Ultimately, can this Beauty and the Beast be thought of as any kind of success**? I’m not sure, given that almost everything that’s good about it was already great in its predecessor, and all the advances are to do with technology rather than storytelling. It’s certainly worth a watch: it’s a work of high quality in many respects and may in time become a regular alternative to watching the 1991 version. But I doubt it, unless I feel (or want to feel) considerably more glum than usual. A decent film on its own merits, but why watch this when a wonderfully rendered, beautifully performed, much shorter and much, much, much more fun alternative is already out there?

*NOTE: I’ve never been troubled by the (admittedly pertinent) Stockholm Syndrome argument.

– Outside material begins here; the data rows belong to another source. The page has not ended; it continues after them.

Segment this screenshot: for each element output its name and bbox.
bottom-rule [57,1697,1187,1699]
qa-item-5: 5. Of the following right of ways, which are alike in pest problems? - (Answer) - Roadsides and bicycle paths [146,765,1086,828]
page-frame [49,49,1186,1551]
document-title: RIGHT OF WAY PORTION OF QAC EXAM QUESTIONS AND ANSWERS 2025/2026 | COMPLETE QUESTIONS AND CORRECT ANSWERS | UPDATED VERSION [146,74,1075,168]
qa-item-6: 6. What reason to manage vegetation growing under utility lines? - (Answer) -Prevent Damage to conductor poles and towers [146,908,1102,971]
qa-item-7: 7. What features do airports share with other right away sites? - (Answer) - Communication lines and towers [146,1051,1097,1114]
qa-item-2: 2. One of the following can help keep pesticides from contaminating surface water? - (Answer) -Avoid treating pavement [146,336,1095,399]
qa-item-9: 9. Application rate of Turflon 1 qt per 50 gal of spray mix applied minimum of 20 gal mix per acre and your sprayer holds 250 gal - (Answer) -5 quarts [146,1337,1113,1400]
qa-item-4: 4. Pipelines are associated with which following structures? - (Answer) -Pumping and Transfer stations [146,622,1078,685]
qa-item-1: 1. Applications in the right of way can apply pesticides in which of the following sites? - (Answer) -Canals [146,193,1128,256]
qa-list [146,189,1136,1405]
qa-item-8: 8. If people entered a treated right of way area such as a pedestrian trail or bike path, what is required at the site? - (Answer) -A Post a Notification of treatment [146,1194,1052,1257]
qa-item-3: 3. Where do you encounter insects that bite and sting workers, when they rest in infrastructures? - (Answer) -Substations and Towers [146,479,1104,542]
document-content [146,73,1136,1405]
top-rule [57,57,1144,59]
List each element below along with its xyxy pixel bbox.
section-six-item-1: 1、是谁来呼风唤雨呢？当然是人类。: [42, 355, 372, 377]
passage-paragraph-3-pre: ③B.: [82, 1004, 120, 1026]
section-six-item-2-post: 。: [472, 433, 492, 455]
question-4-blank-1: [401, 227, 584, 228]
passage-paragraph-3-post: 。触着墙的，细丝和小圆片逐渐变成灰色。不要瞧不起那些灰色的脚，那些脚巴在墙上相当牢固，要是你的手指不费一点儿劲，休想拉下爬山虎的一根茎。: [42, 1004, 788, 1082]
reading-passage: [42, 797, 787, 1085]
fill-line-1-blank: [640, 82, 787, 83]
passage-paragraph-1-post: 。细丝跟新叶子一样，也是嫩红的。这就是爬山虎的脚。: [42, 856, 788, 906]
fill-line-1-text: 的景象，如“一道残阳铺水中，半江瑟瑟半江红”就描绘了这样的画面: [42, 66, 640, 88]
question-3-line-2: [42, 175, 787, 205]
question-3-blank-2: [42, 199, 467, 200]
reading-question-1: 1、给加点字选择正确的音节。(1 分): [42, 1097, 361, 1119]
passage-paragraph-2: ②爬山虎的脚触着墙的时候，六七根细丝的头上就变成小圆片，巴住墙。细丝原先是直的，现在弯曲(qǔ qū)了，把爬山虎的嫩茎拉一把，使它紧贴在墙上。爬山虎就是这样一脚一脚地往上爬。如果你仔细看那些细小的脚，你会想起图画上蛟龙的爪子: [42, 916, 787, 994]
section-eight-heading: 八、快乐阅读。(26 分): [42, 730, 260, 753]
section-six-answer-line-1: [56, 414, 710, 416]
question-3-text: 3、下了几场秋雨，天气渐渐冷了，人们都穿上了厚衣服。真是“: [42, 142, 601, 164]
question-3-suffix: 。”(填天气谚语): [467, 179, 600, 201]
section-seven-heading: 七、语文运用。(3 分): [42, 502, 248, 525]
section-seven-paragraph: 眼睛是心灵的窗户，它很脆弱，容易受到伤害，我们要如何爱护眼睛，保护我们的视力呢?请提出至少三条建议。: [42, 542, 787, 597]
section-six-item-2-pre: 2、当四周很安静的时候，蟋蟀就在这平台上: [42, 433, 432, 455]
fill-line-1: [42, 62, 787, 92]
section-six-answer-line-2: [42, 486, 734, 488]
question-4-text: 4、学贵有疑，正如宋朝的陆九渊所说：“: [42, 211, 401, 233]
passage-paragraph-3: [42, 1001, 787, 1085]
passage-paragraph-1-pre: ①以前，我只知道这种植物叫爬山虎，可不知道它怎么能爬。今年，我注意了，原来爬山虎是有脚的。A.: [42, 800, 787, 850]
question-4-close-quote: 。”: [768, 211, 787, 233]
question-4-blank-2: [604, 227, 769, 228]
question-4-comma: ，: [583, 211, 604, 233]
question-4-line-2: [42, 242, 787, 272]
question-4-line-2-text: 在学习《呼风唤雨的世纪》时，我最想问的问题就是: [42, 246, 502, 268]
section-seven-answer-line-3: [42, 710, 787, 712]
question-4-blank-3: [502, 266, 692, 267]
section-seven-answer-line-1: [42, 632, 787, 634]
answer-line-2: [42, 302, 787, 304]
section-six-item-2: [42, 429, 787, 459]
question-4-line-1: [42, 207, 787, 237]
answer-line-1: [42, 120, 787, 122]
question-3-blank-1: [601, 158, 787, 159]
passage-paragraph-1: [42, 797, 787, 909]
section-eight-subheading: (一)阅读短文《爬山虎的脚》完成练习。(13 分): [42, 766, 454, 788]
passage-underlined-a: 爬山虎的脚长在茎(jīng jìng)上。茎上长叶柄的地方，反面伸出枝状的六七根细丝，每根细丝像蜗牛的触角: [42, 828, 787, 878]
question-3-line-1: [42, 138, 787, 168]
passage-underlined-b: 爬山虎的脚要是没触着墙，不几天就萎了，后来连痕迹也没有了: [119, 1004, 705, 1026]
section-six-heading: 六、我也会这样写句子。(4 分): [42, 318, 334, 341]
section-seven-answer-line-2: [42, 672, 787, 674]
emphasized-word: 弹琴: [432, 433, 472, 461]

My interpretation has always been that the Beast is emotionally done for as soon as Belle selflessly takes Maurice’s place in the jail (‘You would do that for him?’), so he’s hardly her captor at all; she has virtual liberty to wander around her prison and is demonstrably able to leave if she wants, though it’s intriguing to speculate how events might have unfolded during her escape had the wolves not turned up. But let’s not go on endlessly – the irony of an overlong review for this movie isn’t lost on me.

**Ask Disney’s financial department this question and they’ll blow smoke in your face from a huge cigar lit from flaming $100 bills, laughing all the while. Probably.